Basis of Presentation for Interim Periods
Certain information and footnote disclosures normally included for the annual financial statements to be prepared in accordance with U.S. GAAP have been condensed or omitted for the interim periods presented. We believe that the unaudited interim financial statements include all adjustments (which are normal and recurring in nature) necessary to present fairly our financial position and the results of operations and cash flows for the periods presented.
The results of operations for the interim periods presented are not necessarily indicative of results that may be expected for the year or future periods. The financial statements should be read in conjunction with our audited consolidated financial statements and the notes thereto for the year ended September 30, 2023, included in our Annual Report on Form 10-K for the fiscal year then ended (the "2023 10-K"). We have continued to follow the accounting policies set forth in those financial statements.
Use of Estimates
The preparation of these financial statements, in conformity with U.S. GAAP, requires us to make estimates and assumptions that affect the reported amounts of assets and liabilities, the disclosure of contingent liabilities, and the reported amounts of revenue and expenses. At each reporting period end, we make estimates, including those related to revenue recognition and cost estimation on certain contracts, the realizability of long-lived assets, including goodwill, and amounts related to income taxes, certain accrued liabilities, and contingencies and litigation.

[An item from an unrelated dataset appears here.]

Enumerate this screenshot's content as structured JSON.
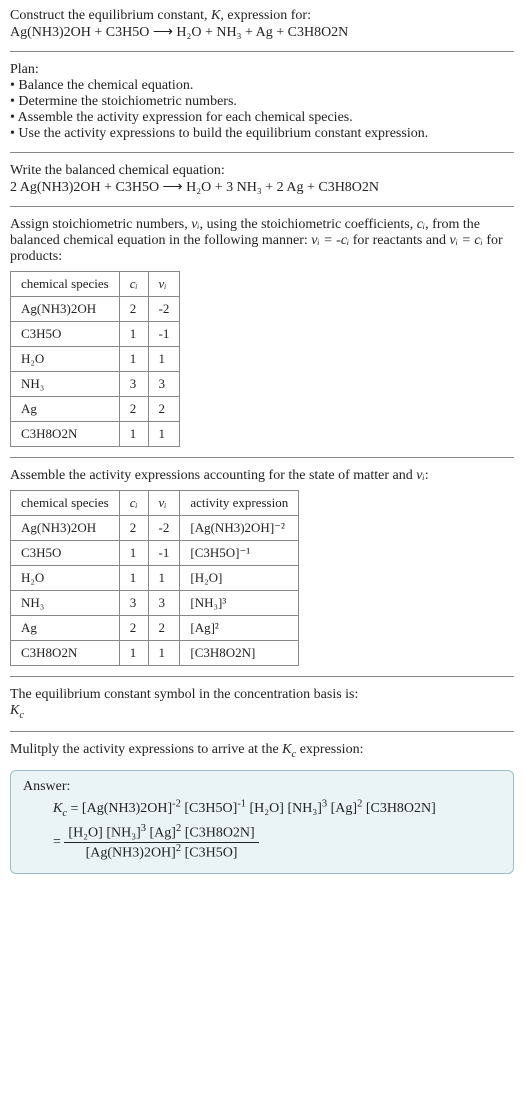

Our capitalized software balance includes $26.8 million related to technology for new services within our U.S. Services Segment. We continue to evaluate these assets by comparing their carrying value to our estimated future cash flows. At this time, our probability-weighted undiscounted cash flows continue to show that we will recover the costs of these assets through our contract pipeline. It is possible that changes in our estimates of future cash flows related to these assets may change and result in the need to adjust the value of these assets.